Die schweren Unwetter, die am Sonntagabend über Süddeutschland gezogen sind, haben in Baden-Württemberg mehrere Menschen das Leben gekostet. In Schwäbisch Gmünd starb ein Feuerwehrmann bei einem Rettungseinsatz. Auch der Mensch, den der Feuerwehrmann bergen wollte, konnte nur noch tot geborgen werden.

In Weißbach bei Heilbronn ertrank ein Mann im Keller eines Einfamilienhauses. Bei Schorndorf starb eine 13-Jährige, die unter einer Bahnbrücke Schutz vor dem Regen gesucht hatte. Sie wurde von einem Zug erfasst. Das Lagezentrum in Stuttgart bildete einen Krisenstab, Innenminister Thomas Strobl sprach den Angehörigen seine "aufrichtige Anteilnahme" aus.

So wie in der Ostalb hatten die Unwetter überall in Baden-Württemberg und Bayern die Pegel von Flüssen in kürzester Zeit extrem anschwellen lassen.
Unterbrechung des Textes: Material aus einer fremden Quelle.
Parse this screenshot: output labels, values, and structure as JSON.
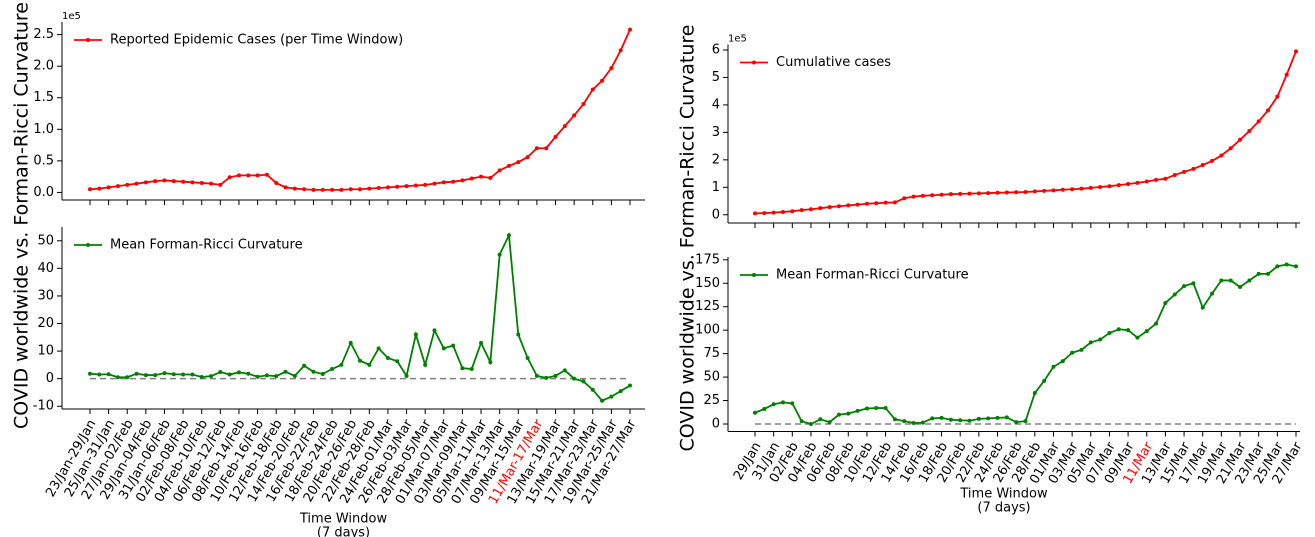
{
  "chart_data": [
    {
      "type": "line",
      "ylabel": "COVID worldwide vs. Forman-Ricci Curvature",
      "offset_label": "1e5",
      "legend": "upper left",
      "ylim": [
        -0.12,
        2.7
      ],
      "yticks": [
        {
          "value": 0,
          "label": "0.0"
        },
        {
          "value": 0.5,
          "label": "0.5"
        },
        {
          "value": 1,
          "label": "1.0"
        },
        {
          "value": 1.5,
          "label": "1.5"
        },
        {
          "value": 2,
          "label": "2.0"
        },
        {
          "value": 2.5,
          "label": "2.5"
        }
      ],
      "series": [
        {
          "name": "Reported Epidemic Cases (per Time Window)",
          "color": "#ff0000",
          "values": [
            0.05,
            0.06,
            0.08,
            0.1,
            0.12,
            0.14,
            0.16,
            0.18,
            0.19,
            0.18,
            0.17,
            0.16,
            0.15,
            0.14,
            0.12,
            0.24,
            0.27,
            0.27,
            0.27,
            0.28,
            0.15,
            0.08,
            0.06,
            0.05,
            0.04,
            0.04,
            0.04,
            0.04,
            0.05,
            0.05,
            0.06,
            0.07,
            0.08,
            0.09,
            0.1,
            0.11,
            0.12,
            0.14,
            0.16,
            0.17,
            0.19,
            0.22,
            0.25,
            0.23,
            0.35,
            0.42,
            0.48,
            0.56,
            0.7,
            0.7,
            0.88,
            1.05,
            1.22,
            1.4,
            1.63,
            1.77,
            1.97,
            2.25,
            2.58
          ]
        }
      ]
    },
    {
      "type": "line",
      "xlabel": [
        "Time Window",
        "(7 days)"
      ],
      "legend": "upper left",
      "categories": [
        "23/Jan-29/Jan",
        null,
        "25/Jan-31/Jan",
        null,
        "27/Jan-02/Feb",
        null,
        "29/Jan-04/Feb",
        null,
        "31/Jan-06/Feb",
        null,
        "02/Feb-08/Feb",
        null,
        "04/Feb-10/Feb",
        null,
        "06/Feb-12/Feb",
        null,
        "08/Feb-14/Feb",
        null,
        "10/Feb-16/Feb",
        null,
        "12/Feb-18/Feb",
        null,
        "14/Feb-20/Feb",
        null,
        "16/Feb-22/Feb",
        null,
        "18/Feb-24/Feb",
        null,
        "20/Feb-26/Feb",
        null,
        "22/Feb-28/Feb",
        null,
        "24/Feb-01/Mar",
        null,
        "26/Feb-03/Mar",
        null,
        "28/Feb-05/Mar",
        null,
        "01/Mar-07/Mar",
        null,
        "03/Mar-09/Mar",
        null,
        "05/Mar-11/Mar",
        null,
        "07/Mar-13/Mar",
        null,
        "09/Mar-15/Mar",
        null,
        "11/Mar-17/Mar",
        null,
        "13/Mar-19/Mar",
        null,
        "15/Mar-21/Mar",
        null,
        "17/Mar-23/Mar",
        null,
        "19/Mar-25/Mar",
        null,
        "21/Mar-27/Mar"
      ],
      "highlight": {
        "index": 48,
        "color": "#ff0000"
      },
      "hline": {
        "value": 0,
        "color": "#808080"
      },
      "ylim": [
        -11,
        55
      ],
      "yticks": [
        -10,
        0,
        10,
        20,
        30,
        40,
        50
      ],
      "series": [
        {
          "name": "Mean Forman-Ricci Curvature",
          "color": "#008000",
          "values": [
            1.8,
            1.5,
            1.6,
            0.5,
            0.5,
            1.8,
            1.3,
            1.3,
            2,
            1.6,
            1.5,
            1.5,
            0.6,
            0.9,
            2.4,
            1.5,
            2.3,
            1.8,
            0.7,
            1.2,
            0.9,
            2.5,
            1,
            4.7,
            2.5,
            1.7,
            3.5,
            5,
            13,
            6.5,
            5,
            11,
            7.5,
            6.3,
            1,
            16,
            5,
            17.5,
            11,
            12,
            3.8,
            3.5,
            13,
            6,
            45,
            52,
            16,
            7.5,
            1,
            0.3,
            1,
            3,
            0,
            -1,
            -4,
            -8,
            -6.5,
            -4.5,
            -2.5
          ]
        }
      ]
    },
    {
      "type": "line",
      "ylabel": "COVID worldwide vs. Forman-Ricci Curvature",
      "offset_label": "1e5",
      "legend": "upper left",
      "ylim": [
        -0.3,
        6.2
      ],
      "yticks": [
        0,
        1,
        2,
        3,
        4,
        5,
        6
      ],
      "series": [
        {
          "name": "Cumulative cases",
          "color": "#ff0000",
          "values": [
            0.05,
            0.06,
            0.08,
            0.1,
            0.13,
            0.17,
            0.2,
            0.24,
            0.28,
            0.31,
            0.34,
            0.37,
            0.4,
            0.42,
            0.44,
            0.45,
            0.6,
            0.66,
            0.69,
            0.71,
            0.73,
            0.75,
            0.76,
            0.77,
            0.78,
            0.79,
            0.8,
            0.81,
            0.82,
            0.83,
            0.85,
            0.87,
            0.89,
            0.91,
            0.93,
            0.95,
            0.98,
            1.01,
            1.04,
            1.08,
            1.12,
            1.16,
            1.21,
            1.27,
            1.31,
            1.45,
            1.56,
            1.67,
            1.81,
            1.96,
            2.16,
            2.42,
            2.73,
            3.05,
            3.4,
            3.8,
            4.3,
            5.1,
            5.95
          ]
        }
      ]
    },
    {
      "type": "line",
      "xlabel": [
        "Time Window",
        "(7 days)"
      ],
      "legend": "upper left",
      "categories": [
        "29/Jan",
        null,
        "31/Jan",
        null,
        "02/Feb",
        null,
        "04/Feb",
        null,
        "06/Feb",
        null,
        "08/Feb",
        null,
        "10/Feb",
        null,
        "12/Feb",
        null,
        "14/Feb",
        null,
        "16/Feb",
        null,
        "18/Feb",
        null,
        "20/Feb",
        null,
        "22/Feb",
        null,
        "24/Feb",
        null,
        "26/Feb",
        null,
        "28/Feb",
        null,
        "01/Mar",
        null,
        "03/Mar",
        null,
        "05/Mar",
        null,
        "07/Mar",
        null,
        "09/Mar",
        null,
        "11/Mar",
        null,
        "13/Mar",
        null,
        "15/Mar",
        null,
        "17/Mar",
        null,
        "19/Mar",
        null,
        "21/Mar",
        null,
        "23/Mar",
        null,
        "25/Mar",
        null,
        "27/Mar"
      ],
      "highlight": {
        "index": 42,
        "color": "#ff0000"
      },
      "hline": {
        "value": 0,
        "color": "#808080"
      },
      "ylim": [
        -8,
        178
      ],
      "yticks": [
        0,
        25,
        50,
        75,
        100,
        125,
        150,
        175
      ],
      "series": [
        {
          "name": "Mean Forman-Ricci Curvature",
          "color": "#008000",
          "values": [
            12,
            16,
            21,
            23,
            22,
            3,
            0,
            5,
            2,
            10,
            11,
            14,
            16.5,
            17,
            17,
            5,
            3,
            1,
            1.5,
            6,
            6.5,
            4.5,
            4,
            3.5,
            5.5,
            6,
            6.5,
            7,
            2,
            3,
            33,
            46,
            61,
            67,
            76,
            79,
            87,
            90,
            97,
            101,
            100,
            92,
            99,
            107,
            129,
            138,
            147,
            150,
            124,
            139,
            153,
            153,
            146,
            153,
            160,
            160,
            168,
            170,
            168
          ]
        }
      ]
    }
  ]
}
Die Behörden sprechen von "immensen Schäden", die diese "Naturkatastrophe" ausgelöst hat. Tausende Einsatzkräfte von Feuerwehren, Rettungsdiensten und Polizei waren in der Nacht im Dauereinsatz. Dutzende Keller seien vollgelaufen und mussten ausgepumpt werden, das Wasser stand an einigen Stellen 1,70 Meter hoch. Einsatzkräfte hatten zudem mit Folgen von Schlammlawinen, Erdrutschen und weggespülten Bäumen zu kämpfen. Die Autobahn 7 war wegen großer Hagelkörner auf der Fahrbahn vier Stunden lang gesperrt.

Besonders betroffen von den Wassermassen war am Sonntagabend der kleine Ort Braunsbach im Norden Baden-Württembergs. Dort war nach heftigen Regenfällen ein Fluss über die Ufer getreten. Die reißenden Fluten strömten durch die 900-Einwohner-Gemeinde, wodurch ein Haus zerstört und mehrere erheblich beschädigt wurden. Feuerwehr, Technisches Hilfswerk und Rotes Kreuz suchten danach einsturzgefährdete Häuser ab, um die Menschen darin in Sicherheit zu bringen. Teilweise weigerten sich Bewohner jedoch, ihre Häuser zu verlassen. Strom, Wasser und Abwasser funktionierten in dem Ort nicht mehr. Der Ort im Kreis Schwäbisch Hall wurde großräumig abgesperrt.

Auf Videoclips und Fotos in sozialen Netzwerken war zu sehen, wie Autos vom Schlammwasser mitgerissen, übereinander getürmt und in Schaufenster von Geschäften geschleudert wurden. Bei einigen Häusern stand das Wasser augenscheinlich bis in Höhe der untersten Fenster. "Hier ist alles im Einsatz, was laufen kann", sagte ein Polizeisprecher in Heilbronn. "Es sieht düster aus, wirklich schlimm."

Besonders starke Regenfälle gab es auch in der bayerischen Region Ansbach und in Teilen des Landkreises Neustadt/Aisch. Auch wurden Straßen überflutet und Autos mitgerissen, auch hier gab es vollgelaufene Keller und einsturzgefährdete Häuser, etwa in mehreren Ortsteile von Flachslanden nördlich von Ansbach. Ähnlich sei die Lage im benachbarten Ort Obernzenn. Dort hatte der starke Regen den Fluss Zenn über die Ufer treten lassen und für Verwüstungen gesorgt. "Beide Gemeinden hat es schwer getroffen", sagte ein Leitstellenmitarbeiter. 

Laut Meteorologen fiel in Süddeutschland stellenweise binnen einer Stunde so viel Regen wie sonst binnen eines halben Monats. So fielen an der Messstation Kirchberg an der Jagst im Laufe der Nacht zum Montag innerhalb von sechs Stunden 87 Liter Niederschlag pro Quadratmeter. Im bayerischen Ort Hohenthann gingen innerhalb einer Stunde 67 Liter pro Quadratmeter nieder. Auch am Montagmorgen warnte die Hochwasserzentrale in Karlsruhe vor bedrohlichen Wasserständen an den östlichen Zuflüssen zu Neckar und Donau sowie im Rhein und an der Tauber. Mit Blick auf die Wettervorhersagen erwartet die Hochwasserzentrale, dass die Wasserstände weiter steigen.